Well, folks, 34 weeks pregnant. 8 months. I made it to the final round! And round I am, for sure. I’ve always carried pregnancies pretty lightly (I take no credit for that!), but this one is definitely more prominent. (Ha, what a gentle wordsmith I am– “prominent”!) I am big, y’all. But that’s okay. There’s an additional human being currently in residence, so I’m cutting myself some slack.
People ask me quite frequently how I feel, and I always wonder how much of an answer to give. Because the truth is…. whew! This is hard! But at the same time, I do feel much better than I did a month or so ago, when my iron was extremely low. I started taking Floradix, which is INCREDIBLE. It made an almost immediate difference. I couldn’t get over it! Without it, I don’t think I’d make it through these last weeks, which are so draining.
So, I’m hanging in there. It’s just not as easy as it has been in the past. I have more kids to look after, I’m heavier, older, and have more responsibilities than I used to. Eek. I’m not complaining about those things, it’s just that it makes this a different (and more challenging) pregnancy than the others.

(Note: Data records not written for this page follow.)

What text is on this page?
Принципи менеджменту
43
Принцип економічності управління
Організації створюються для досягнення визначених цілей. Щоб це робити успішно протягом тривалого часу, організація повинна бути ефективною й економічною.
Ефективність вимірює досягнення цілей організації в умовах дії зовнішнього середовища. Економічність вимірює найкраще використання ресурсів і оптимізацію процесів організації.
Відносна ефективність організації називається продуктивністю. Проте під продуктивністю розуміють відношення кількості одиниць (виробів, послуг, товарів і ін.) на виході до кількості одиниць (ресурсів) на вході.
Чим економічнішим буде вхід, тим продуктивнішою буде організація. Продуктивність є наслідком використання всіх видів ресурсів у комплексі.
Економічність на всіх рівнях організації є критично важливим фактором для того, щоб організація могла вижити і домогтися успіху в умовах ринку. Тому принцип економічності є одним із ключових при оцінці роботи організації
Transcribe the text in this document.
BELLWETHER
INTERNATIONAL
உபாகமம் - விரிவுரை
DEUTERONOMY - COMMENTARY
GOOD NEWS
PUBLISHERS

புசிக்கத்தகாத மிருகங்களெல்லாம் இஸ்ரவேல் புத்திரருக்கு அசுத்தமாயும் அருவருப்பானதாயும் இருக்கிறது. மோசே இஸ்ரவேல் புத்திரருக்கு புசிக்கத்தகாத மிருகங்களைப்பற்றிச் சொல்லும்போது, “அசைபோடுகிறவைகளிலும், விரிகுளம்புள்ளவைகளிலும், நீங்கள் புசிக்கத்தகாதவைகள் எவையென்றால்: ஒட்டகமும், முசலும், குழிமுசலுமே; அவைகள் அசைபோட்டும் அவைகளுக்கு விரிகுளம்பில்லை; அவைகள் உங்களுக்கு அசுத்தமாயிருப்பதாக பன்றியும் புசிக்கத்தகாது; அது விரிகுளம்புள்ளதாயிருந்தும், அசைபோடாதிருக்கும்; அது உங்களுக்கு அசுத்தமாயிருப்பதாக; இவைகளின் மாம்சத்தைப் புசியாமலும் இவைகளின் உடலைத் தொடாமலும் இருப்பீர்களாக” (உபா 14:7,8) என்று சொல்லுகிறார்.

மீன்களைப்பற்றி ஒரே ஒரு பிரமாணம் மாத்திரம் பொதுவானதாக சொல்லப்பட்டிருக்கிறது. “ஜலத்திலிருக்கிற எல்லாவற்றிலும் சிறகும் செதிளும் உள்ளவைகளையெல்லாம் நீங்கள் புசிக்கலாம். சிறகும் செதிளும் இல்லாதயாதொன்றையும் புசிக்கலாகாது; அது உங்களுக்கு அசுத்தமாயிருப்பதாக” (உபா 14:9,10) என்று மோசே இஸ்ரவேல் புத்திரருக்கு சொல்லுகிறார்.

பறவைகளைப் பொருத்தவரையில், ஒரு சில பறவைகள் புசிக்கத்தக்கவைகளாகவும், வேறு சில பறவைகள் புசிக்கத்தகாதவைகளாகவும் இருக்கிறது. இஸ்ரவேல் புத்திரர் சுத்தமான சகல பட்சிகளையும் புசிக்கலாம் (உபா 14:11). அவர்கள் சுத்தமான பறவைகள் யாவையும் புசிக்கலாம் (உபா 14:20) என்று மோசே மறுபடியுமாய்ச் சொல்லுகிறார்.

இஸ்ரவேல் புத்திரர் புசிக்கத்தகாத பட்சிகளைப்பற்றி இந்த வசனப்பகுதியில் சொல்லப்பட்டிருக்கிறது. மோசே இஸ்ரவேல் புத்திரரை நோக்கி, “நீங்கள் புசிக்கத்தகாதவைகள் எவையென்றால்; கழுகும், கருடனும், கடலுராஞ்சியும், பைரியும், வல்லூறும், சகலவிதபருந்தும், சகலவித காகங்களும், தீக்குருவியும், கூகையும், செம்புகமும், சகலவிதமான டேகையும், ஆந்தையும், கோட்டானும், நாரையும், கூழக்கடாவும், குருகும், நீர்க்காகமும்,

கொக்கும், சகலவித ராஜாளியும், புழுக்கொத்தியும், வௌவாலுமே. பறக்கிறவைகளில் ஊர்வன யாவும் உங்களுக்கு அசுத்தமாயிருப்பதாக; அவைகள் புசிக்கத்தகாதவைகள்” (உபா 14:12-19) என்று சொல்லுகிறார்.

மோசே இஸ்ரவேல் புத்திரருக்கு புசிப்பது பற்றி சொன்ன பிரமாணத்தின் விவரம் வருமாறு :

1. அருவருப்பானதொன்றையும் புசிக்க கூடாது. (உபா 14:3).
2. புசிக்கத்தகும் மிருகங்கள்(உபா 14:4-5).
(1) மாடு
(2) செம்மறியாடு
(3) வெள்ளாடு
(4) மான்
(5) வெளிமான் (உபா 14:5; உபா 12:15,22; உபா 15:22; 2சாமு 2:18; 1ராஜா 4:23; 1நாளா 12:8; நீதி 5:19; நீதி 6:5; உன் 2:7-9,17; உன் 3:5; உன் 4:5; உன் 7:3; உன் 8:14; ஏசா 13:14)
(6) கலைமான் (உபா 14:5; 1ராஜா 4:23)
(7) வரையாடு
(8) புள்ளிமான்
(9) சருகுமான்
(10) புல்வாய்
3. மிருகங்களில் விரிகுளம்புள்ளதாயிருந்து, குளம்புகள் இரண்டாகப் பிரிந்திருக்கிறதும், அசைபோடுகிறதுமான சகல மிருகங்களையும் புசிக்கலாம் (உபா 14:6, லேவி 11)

I tend to get overwhelmed faster, worn out pretty quickly. Okay, and there’s a lot more to the crazy pregnant condition that I’m sooo over, but you don’t want to hear about. I’ll spare you that litany of ailments!
But, I’m almost there. I’m ready, Freddy. I’m in the home stretch. This baby could come tomorrow, and I’d be thrilled.
However, despite the demands of these days, I will point out something really great about this time. My husband. Honestly, he has worked as hard to keep me happy and comfortable as I am working to grow and nurture this baby. We’re in this together. I know it’s wearisome to hear the same old moans and groans- but he has shown nothing but compassion and understanding. He comes home from a long day at work, and he is THERE. He’s plugged in. Until the last child is tucked into bed, he doesn’t see his day as done. I admire that, and appreciate it, and know how blessed I am. Especially right now, when I am contributing even less in the evenings than I normally would. He’s picking up the slack, and he does it cheerfully, even when his own day has been long and hard and taxing.
I’m one lucky girl. And I mean it.
So, ya know what? I’m feeling pretty good.
A month to go, and a baby to hold in my arms. Christmas, my husband, school break, and my body back to normal again. Santa couldn’t do it any better than that.